Pippen finished the game with eight points over 26 minutes. The Bulls’ team trainer, Chip Schaefer, was taken aback by the swingman’s resiliency.
“Anyone that would have a notion that Scottie Pippen was a soft player is patently absurd,” Schafer said. “He’s as tough a player and intense of a competitor as anybody that I’ve worked with. What he did in Game 6 was extraordinary. I know so many players that would have tapped out without hesitation in that situation. He was gonna throw it out there and finish it no matter what.”
What Could Have Been
To this day, Jordan still is unsure why the 1997-98 season had to be the last dance for those Bulls.

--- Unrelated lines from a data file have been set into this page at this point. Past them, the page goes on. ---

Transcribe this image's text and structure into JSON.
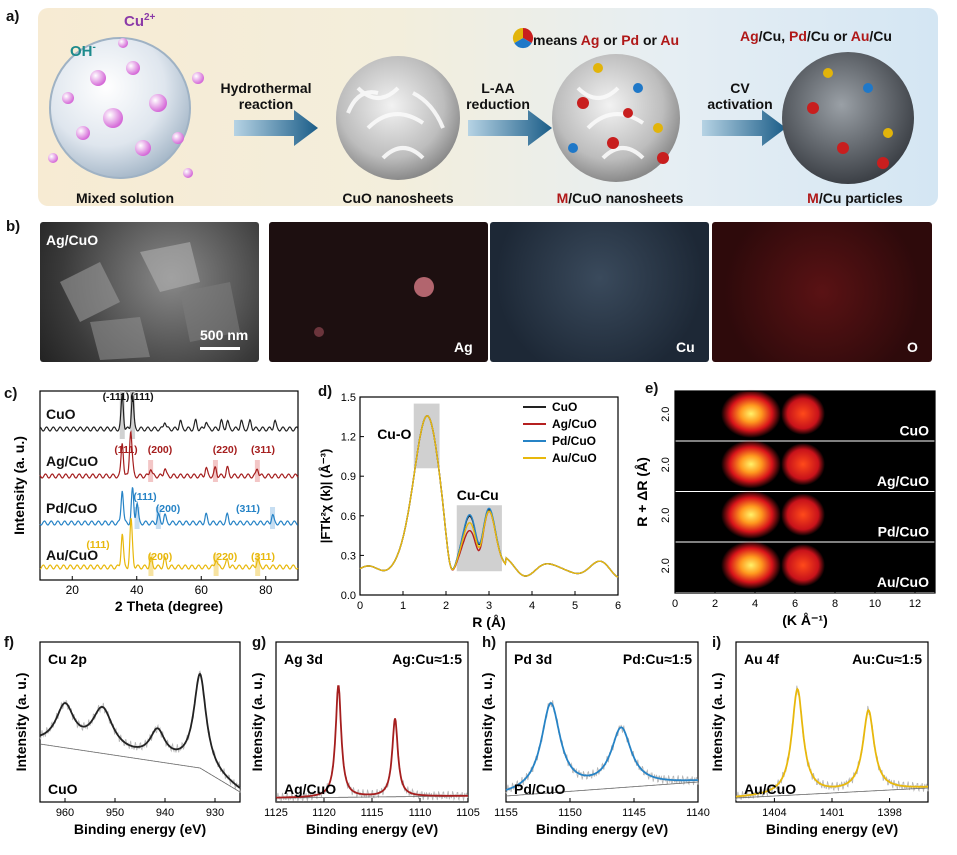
{
  "figure": {
    "panel_labels": [
      "a)",
      "b)",
      "c)",
      "d)",
      "e)",
      "f)",
      "g)",
      "h)",
      "i)"
    ]
  },
  "panel_a": {
    "oh": "OH",
    "oh_sup": "-",
    "cu_ion": "Cu",
    "cu_sup": "2+",
    "legend_prefix": "means",
    "legend_m1": "Ag",
    "legend_or1": "or",
    "legend_m2": "Pd",
    "legend_or2": "or",
    "legend_m3": "Au",
    "top_right": [
      "Ag",
      "/Cu, ",
      "Pd",
      "/Cu or ",
      "Au",
      "/Cu"
    ],
    "steps": [
      {
        "line1": "Hydrothermal",
        "line2": "reaction"
      },
      {
        "line1": "L-AA",
        "line2": "reduction"
      },
      {
        "line1": "CV",
        "line2": "activation"
      }
    ],
    "stages": [
      "Mixed solution",
      "CuO nanosheets",
      "M",
      "/CuO nanosheets",
      "M",
      "/Cu particles"
    ],
    "accent": "#b01818"
  },
  "panel_b": {
    "sample": "Ag/CuO",
    "scale": "500 nm",
    "maps": [
      "Ag",
      "Cu",
      "O"
    ]
  },
  "chart_data": [
    {
      "type": "line",
      "panel": "c",
      "title": "",
      "xlabel": "2 Theta (degree)",
      "ylabel": "Intensity (a. u.)",
      "xlim": [
        10,
        90
      ],
      "xticks": [
        "20",
        "40",
        "60",
        "80"
      ],
      "series": [
        {
          "name": "CuO",
          "color": "#222222",
          "peaks": [
            35.5,
            38.7,
            48.7,
            53.5,
            58.3,
            61.5,
            66.2,
            68.1,
            72.4,
            75.2,
            82.8
          ]
        },
        {
          "name": "Ag/CuO",
          "color": "#a51e1e",
          "peaks": [
            35.5,
            38.1,
            38.7,
            44.3,
            48.7,
            61.5,
            64.4,
            68.1,
            77.4
          ]
        },
        {
          "name": "Pd/CuO",
          "color": "#2683c6",
          "peaks": [
            35.5,
            38.7,
            40.1,
            46.7,
            48.7,
            61.5,
            68.1,
            82.1
          ]
        },
        {
          "name": "Au/CuO",
          "color": "#e8b80c",
          "peaks": [
            35.5,
            38.2,
            38.7,
            44.4,
            48.7,
            64.6,
            68.1,
            77.5
          ]
        }
      ],
      "annotations": [
        {
          "text": "(-111)",
          "series": "CuO"
        },
        {
          "text": "(111)",
          "series": "CuO"
        },
        {
          "text": "(111)",
          "series": "Ag/CuO"
        },
        {
          "text": "(200)",
          "series": "Ag/CuO"
        },
        {
          "text": "(220)",
          "series": "Ag/CuO"
        },
        {
          "text": "(311)",
          "series": "Ag/CuO"
        },
        {
          "text": "(111)",
          "series": "Pd/CuO"
        },
        {
          "text": "(200)",
          "series": "Pd/CuO"
        },
        {
          "text": "(311)",
          "series": "Pd/CuO"
        },
        {
          "text": "(111)",
          "series": "Au/CuO"
        },
        {
          "text": "(200)",
          "series": "Au/CuO"
        },
        {
          "text": "(220)",
          "series": "Au/CuO"
        },
        {
          "text": "(311)",
          "series": "Au/CuO"
        }
      ]
    },
    {
      "type": "line",
      "panel": "d",
      "xlabel": "R (Å)",
      "ylabel": "|FTk²χ (k)| (Å⁻³)",
      "xlim": [
        0,
        6
      ],
      "ylim": [
        0,
        1.5
      ],
      "xticks": [
        "0",
        "1",
        "2",
        "3",
        "4",
        "5",
        "6"
      ],
      "yticks": [
        "0.0",
        "0.3",
        "0.6",
        "0.9",
        "1.2",
        "1.5"
      ],
      "regions": [
        "Cu-O",
        "Cu-Cu"
      ],
      "series": [
        {
          "name": "CuO",
          "color": "#222222",
          "cucu": [
            0.52,
            0.61
          ]
        },
        {
          "name": "Ag/CuO",
          "color": "#b52020",
          "cucu": [
            0.41,
            0.6
          ]
        },
        {
          "name": "Pd/CuO",
          "color": "#2683c6",
          "cucu": [
            0.53,
            0.62
          ]
        },
        {
          "name": "Au/CuO",
          "color": "#e8b80c",
          "cucu": [
            0.47,
            0.6
          ]
        }
      ]
    },
    {
      "type": "heatmap",
      "panel": "e",
      "xlabel": "(K Å⁻¹)",
      "ylabel": "R + ΔR (Å)",
      "xlim": [
        0,
        13
      ],
      "xticks": [
        "0",
        "2",
        "4",
        "6",
        "8",
        "10",
        "12"
      ],
      "ytick": "2.0",
      "rows": [
        "CuO",
        "Ag/CuO",
        "Pd/CuO",
        "Au/CuO"
      ]
    },
    {
      "type": "line",
      "panel": "f",
      "title": "Cu 2p",
      "sample": "CuO",
      "xlabel": "Binding energy (eV)",
      "ylabel": "Intensity (a. u.)",
      "xlim": [
        965,
        925
      ],
      "xticks": [
        "960",
        "950",
        "940",
        "930"
      ],
      "color": "#222222",
      "peaks": [
        960,
        952.5,
        941.5,
        933
      ]
    },
    {
      "type": "line",
      "panel": "g",
      "title": "Ag 3d",
      "ratio": "Ag:Cu≈1:5",
      "sample": "Ag/CuO",
      "xlabel": "Binding energy (eV)",
      "ylabel": "Intensity (a. u.)",
      "xlim": [
        1125,
        1105
      ],
      "xticks": [
        "1125",
        "1120",
        "1115",
        "1110",
        "1105"
      ],
      "color": "#a51e1e",
      "peaks": [
        1118.5,
        1112.6
      ]
    },
    {
      "type": "line",
      "panel": "h",
      "title": "Pd 3d",
      "ratio": "Pd:Cu≈1:5",
      "sample": "Pd/CuO",
      "xlabel": "Binding energy (eV)",
      "ylabel": "Intensity (a. u.)",
      "xlim": [
        1155,
        1140
      ],
      "xticks": [
        "1155",
        "1150",
        "1145",
        "1140"
      ],
      "color": "#2683c6",
      "peaks": [
        1151.5,
        1146
      ]
    },
    {
      "type": "line",
      "panel": "i",
      "title": "Au 4f",
      "ratio": "Au:Cu≈1:5",
      "sample": "Au/CuO",
      "xlabel": "Binding energy (eV)",
      "ylabel": "Intensity (a. u.)",
      "xlim": [
        1406,
        1396
      ],
      "xticks": [
        "1404",
        "1401",
        "1398"
      ],
      "color": "#e8b80c",
      "peaks": [
        1402.8,
        1399.1
      ]
    }
  ]
}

In fact, MJ believes Chicago would have been able to get the band back together had the front office swallowed its pride and put the rebuild on hold.
“They could have nixed all of it at the beginning of ’98,” Jordan said. “Why say that statement at the beginning of ’98? If you ask all the guys who won in ’98 — Steve Kerr, Jud Buechler, blah, blah, blah — ‘We give you one-year contracts to try for a seventh.’ You think they would have signed? Yes. They would have signed. Would I have signed for one year? Yes, I would have signed for one year. I’d been signing one-year contracts up to that. Would Phil have done it? Yes. Now, Pip, you would have had to do some convincing, but if Phil was gonna be there, if Dennis was gonna be there, if MJ was gonna be there to win our seventh, Pip is not gonna miss out on that.”
“It’s maddening because I felt like we could’ve won seven. I really believe that. We may not have, but, man, just not to be able to try, that’s just something I can’t accept for whatever reason. I just can’t accept it.”